DOJ seeks dismissal of House GOP’s lawsuit over Fast and Furious
The Justice Department filed court papers late Monday seeking to dismiss a lawsuit from the House Oversight Committee that would force Attorney General Eric Holder to turn over documents related to the Fast and Furious gun-tracking operation.
In their legal brief, DOJ lawyers assert that federal courts cannot intervene when the White House moves not to comply with a congressional branch subpoena by asserting executive privilege, as President Obama did in this case.
The Justice Department motion says that the dispute should be settled by the two branches in question and not in the courts.
{mosads}“Disputes of this sort have arisen regularly since the founding [of the country],” states the DOJ’s motion. “For just as long, these disputes have been resolved between the political branches through a constitutionally grounded system of negotiation, accommodation and self-help.”
The House lawsuit was filed in mid-August by Oversight Committee Chairman Darrell Issa (R-Calif.) as part of his probe into a botched ATF operation, which sought to track gun sales to straw purchasers for Mexican drug gangs.
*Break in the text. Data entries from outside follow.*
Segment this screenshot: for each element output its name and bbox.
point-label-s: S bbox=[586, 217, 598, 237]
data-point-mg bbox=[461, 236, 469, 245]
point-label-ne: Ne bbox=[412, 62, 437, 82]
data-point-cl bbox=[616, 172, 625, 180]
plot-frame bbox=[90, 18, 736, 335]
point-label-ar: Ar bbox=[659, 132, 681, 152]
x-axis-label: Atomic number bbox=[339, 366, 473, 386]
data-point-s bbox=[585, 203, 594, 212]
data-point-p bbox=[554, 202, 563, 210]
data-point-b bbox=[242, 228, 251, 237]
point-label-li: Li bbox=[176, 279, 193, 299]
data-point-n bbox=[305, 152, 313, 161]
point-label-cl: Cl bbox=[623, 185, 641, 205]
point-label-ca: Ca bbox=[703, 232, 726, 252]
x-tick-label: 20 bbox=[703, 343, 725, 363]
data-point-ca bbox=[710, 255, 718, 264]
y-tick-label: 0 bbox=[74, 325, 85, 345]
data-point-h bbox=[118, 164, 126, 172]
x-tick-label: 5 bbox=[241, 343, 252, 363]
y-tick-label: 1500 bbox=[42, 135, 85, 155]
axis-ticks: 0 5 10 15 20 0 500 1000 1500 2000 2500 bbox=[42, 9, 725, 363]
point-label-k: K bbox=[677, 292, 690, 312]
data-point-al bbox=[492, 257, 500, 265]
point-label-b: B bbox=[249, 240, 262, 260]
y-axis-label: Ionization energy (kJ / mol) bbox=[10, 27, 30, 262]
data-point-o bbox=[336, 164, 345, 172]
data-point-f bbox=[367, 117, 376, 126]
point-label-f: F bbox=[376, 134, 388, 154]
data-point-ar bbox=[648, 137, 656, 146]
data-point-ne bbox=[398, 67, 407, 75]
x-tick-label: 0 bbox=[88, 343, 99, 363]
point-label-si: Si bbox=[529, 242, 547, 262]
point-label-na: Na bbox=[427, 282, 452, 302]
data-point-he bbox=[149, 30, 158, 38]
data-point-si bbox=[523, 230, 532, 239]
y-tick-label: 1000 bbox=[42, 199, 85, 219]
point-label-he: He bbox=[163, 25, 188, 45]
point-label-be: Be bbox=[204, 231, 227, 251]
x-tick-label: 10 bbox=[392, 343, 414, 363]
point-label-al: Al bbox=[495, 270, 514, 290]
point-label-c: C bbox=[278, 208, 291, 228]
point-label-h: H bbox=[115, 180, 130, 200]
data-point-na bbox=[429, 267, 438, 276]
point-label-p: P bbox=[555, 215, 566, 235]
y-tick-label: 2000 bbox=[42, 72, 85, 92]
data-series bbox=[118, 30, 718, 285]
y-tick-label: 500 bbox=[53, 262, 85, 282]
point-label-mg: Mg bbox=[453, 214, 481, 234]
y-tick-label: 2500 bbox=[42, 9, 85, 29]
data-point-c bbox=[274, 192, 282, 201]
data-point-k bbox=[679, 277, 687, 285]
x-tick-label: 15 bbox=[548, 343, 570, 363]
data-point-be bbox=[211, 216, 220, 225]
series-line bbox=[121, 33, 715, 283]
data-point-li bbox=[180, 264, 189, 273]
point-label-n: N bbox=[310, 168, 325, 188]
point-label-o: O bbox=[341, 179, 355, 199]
Two of the guns were later found at the murder scene of a Border Patrol agent in Arizona.
GOP lawmakers have questioned when administration officials first learned about the operation’s controversial “gun walking” tactics that allowed for known criminals to disappear with firearms, after the ATF had approved their sale.
In 2011, the DOJ sent an initial letter to Congress, stating that at all times it makes every attempt possible to stop weapons from illegally crossing over the border into Mexico. That letter was rescinded nearly 10 months later.
Issa’s lawsuit and contempt resolution against Holder are focused on obtaining internal DOJ documents that pertain to the DOJ’s decision to withdraw that letter, in an attempt to determine whether the agency intentionally lied to Congress and then tried to cover it up.
The DOJ has delivered more than 8,000 pages of documents in response to other requests from Issa about the operation, but Obama asserted executive privilege over the subset pertaining to Issa’s subpoena for the internal communications.
In June, the Republican House overwhelmingly passed resolutions holding the attorney general in contempt of Congress for not complying with the latest subpoena to provide additional documents.
Issa subsequently filed a lawsuit to force Holder to turn over those documents after the Justice Department said it would not prosecute the attorney general over the contempt charge.
A lengthy DOJ inspector general (IG) report on the overarching Fast and Furious operation, and agency officials’ responsibility, received access to more than 100,000 documents over the course of its 18-month investigation. Issa has complained that he has not received one-tenth of those documents.
Democrats have slammed the lawsuit, calling it a waste of taxpayer dollars and an exercise in political theater. Holder and other senior Justice officials have testified before Congress that they were unaware of the controversial tactics being used in the gun-tracking program and moved quickly to stop it once they were informed of the operation.
The IG report also determined that Holder did not know about the tactics and cited several senior DOJ officials as being responsible. Most of those officials have either resigned or retired in the nearly two years since the operation became public.
This story was posted at 7:13 a.m. and has been updated.